The horizontal movement of the balloon can only be determined based on real weather databases. We analysed different available data packages, like NCEP (National Centers for Environmental Prediction) or ECMWF (European Centre for Medium-Range Weather Forecasts). Crucial criteria were the good temporal and spatial resolutions. For this we have chosen the ECMWF database. The spatial data, however, has not fine enough resolution, here interpolation methods will be applied.
Beside predicting the trajectory, other tasks were to model the air density, pressure and temperature in function of the altitude. Because the balloon will reach a maximal 24-30 km altitude, a single approximation yields serious errors. Hence using different approximations in different altitude regions is required. The altitude regimes and the corresponding approximations can be found in detail in [1] and these are implemented in the simulation and temperature-, pressure-, air density-altitude predictions.
In conclusion the T&S dealt with the above mentioned trajectory and other parameter predictions. The responsibles for the coding part were András Kuki and András Rusu. All the coding was done in Python 3 language. The theoretical models were compiled, applicable data was found and the literature was studied in detail by Zsuzsa Bálint and supported by Kristóf Benedek. The rest of the group was assigned to these two main fields and some will take part in the data processing after the balloon's flight.
Future plans are to perfect the trajectory model. After the balloons flight we will compare the empirical GPS data with our initial prediction and in case we will try to explain the differences and propose a more exact approach. Big part of the T&S will also take part in the data processing which means the interpretation of the data received from the sensors placed on the balloon.
References
Gai, Mario & Guglieri, Giorgio & Lattanzi, M. & Lombardi, A. & Mana, M. & Masserano, L. & Musso, Ivano & Navone, P.. (2014). A scientific mission based on a high altitude stratospheric balloon. Int. J. Aerosp. Sci.. 3. 18-29.
Morris, A. L. (1975). Scientific Ballooning Handbook (No. NCAR/TN-99+IA). University Corporation for Atmospheric Research. doi:10.5065/D6G73BM1
Farley, Rodger. (2005). BalloonAscent: 3-D Simulation Tool for the Ascent and Float of High-Altitude Balloons. 7412. 10.2514/6.2005-7412.
Gallice, A. & Wienhold, F. & Hoyle, Christopher & Immler, Franz & Peter, T.. (2011).

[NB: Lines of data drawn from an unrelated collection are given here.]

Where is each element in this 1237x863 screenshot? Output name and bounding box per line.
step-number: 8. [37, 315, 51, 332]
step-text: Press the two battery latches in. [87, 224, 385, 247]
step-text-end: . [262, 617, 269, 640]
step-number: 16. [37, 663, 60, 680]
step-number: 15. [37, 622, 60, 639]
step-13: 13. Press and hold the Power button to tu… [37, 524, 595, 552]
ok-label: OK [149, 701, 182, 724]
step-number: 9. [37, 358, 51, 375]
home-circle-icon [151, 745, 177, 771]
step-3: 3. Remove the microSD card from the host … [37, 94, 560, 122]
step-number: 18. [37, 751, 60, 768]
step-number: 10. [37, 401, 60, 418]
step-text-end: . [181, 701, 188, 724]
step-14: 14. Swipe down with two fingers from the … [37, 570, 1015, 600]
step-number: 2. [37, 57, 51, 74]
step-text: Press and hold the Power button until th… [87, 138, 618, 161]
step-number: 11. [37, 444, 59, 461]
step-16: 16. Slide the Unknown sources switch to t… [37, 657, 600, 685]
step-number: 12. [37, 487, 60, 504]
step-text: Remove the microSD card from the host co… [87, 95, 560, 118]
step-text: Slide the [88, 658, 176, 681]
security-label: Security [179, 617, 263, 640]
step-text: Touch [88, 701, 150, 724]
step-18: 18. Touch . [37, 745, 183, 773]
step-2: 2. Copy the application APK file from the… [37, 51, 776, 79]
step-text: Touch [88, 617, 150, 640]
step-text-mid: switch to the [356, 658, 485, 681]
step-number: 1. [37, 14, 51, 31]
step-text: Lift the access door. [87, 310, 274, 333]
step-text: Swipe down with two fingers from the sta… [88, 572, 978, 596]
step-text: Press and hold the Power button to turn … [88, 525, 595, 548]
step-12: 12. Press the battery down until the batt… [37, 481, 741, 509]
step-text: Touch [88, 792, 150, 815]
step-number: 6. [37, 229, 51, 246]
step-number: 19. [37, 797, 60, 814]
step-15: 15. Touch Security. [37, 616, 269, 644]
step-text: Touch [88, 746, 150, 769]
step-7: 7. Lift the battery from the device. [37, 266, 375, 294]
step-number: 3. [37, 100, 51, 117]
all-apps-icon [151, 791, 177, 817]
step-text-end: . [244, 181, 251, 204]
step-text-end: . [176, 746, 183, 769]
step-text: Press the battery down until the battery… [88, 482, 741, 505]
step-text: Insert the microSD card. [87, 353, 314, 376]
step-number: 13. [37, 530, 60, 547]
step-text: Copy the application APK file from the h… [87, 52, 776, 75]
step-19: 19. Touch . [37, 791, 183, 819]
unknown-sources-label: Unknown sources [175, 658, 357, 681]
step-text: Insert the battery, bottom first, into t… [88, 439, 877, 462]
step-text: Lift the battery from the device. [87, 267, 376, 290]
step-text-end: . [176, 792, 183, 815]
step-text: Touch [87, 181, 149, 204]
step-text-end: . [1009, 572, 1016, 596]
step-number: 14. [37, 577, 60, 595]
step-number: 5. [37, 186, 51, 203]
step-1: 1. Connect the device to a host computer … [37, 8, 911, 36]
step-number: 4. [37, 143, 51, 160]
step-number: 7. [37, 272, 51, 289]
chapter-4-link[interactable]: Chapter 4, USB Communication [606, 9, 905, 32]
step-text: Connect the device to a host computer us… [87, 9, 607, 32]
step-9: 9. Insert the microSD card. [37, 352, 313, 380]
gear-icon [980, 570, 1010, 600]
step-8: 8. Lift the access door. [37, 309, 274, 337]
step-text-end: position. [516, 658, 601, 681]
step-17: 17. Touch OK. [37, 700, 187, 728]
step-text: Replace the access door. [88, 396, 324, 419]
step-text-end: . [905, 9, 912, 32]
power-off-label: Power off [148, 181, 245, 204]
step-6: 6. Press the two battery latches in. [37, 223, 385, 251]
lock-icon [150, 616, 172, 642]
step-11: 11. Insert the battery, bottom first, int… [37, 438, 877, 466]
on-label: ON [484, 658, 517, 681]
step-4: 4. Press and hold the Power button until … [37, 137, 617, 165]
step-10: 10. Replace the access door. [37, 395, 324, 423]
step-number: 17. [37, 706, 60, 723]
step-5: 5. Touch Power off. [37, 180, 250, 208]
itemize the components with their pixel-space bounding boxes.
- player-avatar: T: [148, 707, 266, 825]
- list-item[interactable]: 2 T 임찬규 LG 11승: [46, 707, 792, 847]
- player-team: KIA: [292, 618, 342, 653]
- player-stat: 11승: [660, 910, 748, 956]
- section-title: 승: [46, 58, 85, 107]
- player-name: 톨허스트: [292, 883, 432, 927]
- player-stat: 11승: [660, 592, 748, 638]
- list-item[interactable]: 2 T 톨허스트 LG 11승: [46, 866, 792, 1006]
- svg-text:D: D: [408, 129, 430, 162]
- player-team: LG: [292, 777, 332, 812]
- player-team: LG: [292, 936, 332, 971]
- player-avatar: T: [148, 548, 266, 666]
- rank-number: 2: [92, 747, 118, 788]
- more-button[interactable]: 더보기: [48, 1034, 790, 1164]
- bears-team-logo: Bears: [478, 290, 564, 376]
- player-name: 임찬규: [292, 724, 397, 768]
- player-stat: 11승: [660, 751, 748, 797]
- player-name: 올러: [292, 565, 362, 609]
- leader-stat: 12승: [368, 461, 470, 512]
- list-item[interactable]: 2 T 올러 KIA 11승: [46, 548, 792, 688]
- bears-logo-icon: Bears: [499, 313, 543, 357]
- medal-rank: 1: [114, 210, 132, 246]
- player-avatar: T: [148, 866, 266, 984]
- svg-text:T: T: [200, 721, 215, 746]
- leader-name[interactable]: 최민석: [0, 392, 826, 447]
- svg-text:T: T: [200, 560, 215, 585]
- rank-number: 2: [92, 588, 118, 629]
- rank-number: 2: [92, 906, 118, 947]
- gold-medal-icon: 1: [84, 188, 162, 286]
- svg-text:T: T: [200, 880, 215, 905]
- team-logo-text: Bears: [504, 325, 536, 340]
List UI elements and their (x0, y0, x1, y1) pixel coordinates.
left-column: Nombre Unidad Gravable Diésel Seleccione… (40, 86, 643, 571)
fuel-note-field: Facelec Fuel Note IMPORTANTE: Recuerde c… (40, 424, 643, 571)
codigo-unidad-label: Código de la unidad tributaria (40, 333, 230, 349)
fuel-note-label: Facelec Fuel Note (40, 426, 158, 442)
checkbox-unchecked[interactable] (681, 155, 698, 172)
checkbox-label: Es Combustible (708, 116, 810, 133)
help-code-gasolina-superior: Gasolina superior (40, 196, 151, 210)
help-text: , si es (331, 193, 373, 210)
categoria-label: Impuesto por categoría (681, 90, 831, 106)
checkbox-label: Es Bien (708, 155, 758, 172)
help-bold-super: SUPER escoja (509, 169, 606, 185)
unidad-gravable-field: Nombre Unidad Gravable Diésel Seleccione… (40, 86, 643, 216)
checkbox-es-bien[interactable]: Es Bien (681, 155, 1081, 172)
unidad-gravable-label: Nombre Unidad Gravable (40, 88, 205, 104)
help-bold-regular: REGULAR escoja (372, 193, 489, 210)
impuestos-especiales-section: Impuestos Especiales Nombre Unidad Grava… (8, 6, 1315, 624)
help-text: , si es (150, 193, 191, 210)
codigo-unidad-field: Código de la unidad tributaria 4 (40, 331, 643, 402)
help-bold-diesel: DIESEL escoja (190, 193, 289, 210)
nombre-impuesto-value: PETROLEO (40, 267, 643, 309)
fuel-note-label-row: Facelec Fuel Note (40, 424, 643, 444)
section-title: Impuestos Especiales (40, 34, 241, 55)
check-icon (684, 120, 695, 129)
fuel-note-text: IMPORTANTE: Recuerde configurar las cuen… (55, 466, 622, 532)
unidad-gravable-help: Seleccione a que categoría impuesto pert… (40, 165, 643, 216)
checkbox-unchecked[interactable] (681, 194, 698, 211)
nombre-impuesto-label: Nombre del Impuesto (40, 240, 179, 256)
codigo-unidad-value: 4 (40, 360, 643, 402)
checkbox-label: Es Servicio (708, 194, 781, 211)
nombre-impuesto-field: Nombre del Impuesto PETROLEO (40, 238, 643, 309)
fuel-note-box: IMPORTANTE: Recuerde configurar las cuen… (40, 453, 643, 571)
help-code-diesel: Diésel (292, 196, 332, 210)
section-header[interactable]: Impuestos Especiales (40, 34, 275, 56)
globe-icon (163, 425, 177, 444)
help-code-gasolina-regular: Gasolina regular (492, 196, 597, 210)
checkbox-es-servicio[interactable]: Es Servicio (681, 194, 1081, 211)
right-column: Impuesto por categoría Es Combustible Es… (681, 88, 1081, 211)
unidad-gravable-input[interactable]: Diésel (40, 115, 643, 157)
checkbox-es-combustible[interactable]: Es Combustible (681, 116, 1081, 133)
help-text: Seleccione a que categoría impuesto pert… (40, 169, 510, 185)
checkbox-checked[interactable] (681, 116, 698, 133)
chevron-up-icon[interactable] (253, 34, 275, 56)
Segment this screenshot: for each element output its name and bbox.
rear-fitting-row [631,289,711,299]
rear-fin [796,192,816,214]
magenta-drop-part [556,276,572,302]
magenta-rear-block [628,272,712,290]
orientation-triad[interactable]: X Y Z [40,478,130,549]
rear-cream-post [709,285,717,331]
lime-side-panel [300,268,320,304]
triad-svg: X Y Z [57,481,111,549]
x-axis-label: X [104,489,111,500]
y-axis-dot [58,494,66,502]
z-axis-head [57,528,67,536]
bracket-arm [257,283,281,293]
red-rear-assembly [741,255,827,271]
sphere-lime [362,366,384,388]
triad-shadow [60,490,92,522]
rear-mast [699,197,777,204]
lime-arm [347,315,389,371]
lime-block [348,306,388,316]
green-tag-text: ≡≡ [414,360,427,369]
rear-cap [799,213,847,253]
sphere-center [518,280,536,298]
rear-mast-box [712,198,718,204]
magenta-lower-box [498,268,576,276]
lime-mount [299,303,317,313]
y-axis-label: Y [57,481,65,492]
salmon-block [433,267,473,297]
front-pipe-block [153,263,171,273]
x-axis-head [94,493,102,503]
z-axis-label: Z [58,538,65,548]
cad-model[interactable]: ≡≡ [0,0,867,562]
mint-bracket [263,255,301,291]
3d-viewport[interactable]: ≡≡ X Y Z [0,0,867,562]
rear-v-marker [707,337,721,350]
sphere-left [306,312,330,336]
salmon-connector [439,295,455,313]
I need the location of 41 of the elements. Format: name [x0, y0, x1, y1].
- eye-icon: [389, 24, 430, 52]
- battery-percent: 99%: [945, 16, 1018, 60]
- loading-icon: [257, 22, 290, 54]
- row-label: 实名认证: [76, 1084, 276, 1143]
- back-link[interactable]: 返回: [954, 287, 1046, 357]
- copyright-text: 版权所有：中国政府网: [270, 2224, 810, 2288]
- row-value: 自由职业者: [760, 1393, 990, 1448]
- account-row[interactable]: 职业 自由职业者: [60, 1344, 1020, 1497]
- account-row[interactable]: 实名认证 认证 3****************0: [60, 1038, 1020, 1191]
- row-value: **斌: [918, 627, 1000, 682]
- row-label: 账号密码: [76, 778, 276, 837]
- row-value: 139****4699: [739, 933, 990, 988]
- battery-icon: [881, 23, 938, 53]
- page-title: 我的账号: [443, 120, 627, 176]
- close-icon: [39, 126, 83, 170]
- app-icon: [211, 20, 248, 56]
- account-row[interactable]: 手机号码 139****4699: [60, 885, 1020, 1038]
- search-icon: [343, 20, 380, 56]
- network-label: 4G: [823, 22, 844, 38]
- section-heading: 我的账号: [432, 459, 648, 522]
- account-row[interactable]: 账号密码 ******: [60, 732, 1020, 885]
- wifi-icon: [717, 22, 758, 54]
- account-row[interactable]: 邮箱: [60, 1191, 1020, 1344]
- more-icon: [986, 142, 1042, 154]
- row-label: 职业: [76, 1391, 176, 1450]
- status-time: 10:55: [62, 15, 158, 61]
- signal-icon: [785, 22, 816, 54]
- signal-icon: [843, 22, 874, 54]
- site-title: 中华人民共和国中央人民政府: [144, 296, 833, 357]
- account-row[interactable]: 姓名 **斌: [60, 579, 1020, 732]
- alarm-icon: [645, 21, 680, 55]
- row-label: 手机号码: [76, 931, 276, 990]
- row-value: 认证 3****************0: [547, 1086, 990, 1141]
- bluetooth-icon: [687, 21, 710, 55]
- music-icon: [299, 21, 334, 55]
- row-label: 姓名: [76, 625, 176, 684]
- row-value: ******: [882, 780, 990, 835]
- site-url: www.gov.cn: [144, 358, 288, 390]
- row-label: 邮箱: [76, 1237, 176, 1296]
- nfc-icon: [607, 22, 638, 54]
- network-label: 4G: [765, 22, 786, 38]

Modeling the ascent of sounding balloons: Derivation of the vertical air motion. Atmospheric Measurement Techniques Discussions. 4. 10.5194/amtd-4-3965-2011.
International Standard Atmosphere - Wikipedia article
Density of air - Wikipedia article
According to the project's goals and to the Sensors chapter, the balloon will have as payload a number of measuring devices that will communicate real-time data via a radio unit. The main task of the Data-Processing group is interpreting and evaluating the received information.
Our job begins with the data separation with respect to the sensors and state parameters. In a next step we plot and compare the systematized data with the predictions of the Theory and simulation group. This comparison is in fact the pinnacle of the project's theoretical part. By doing this we will be able to state relevant conclusions regarding the used models and possible hints to improve our models also will be found.
Our current models divide the atmosphere into different layers where different approximations are applied to describe the temperature, pressure and other state parameters. The data-processing hopefully will reveal the validity of these assumptions.
Some more exotic measuring devices will be "on board" too: UV, CO2, humidity, dust concentration sensors, magnetometer and accelerometer. These assure a possibility to investigate some new, creative questions beyond verifying meteorological and other models like the connection between humidity-temperature-altitude or humidity-CO2-UV parameters.
The necessary scripts and plots will be written and made in Python3.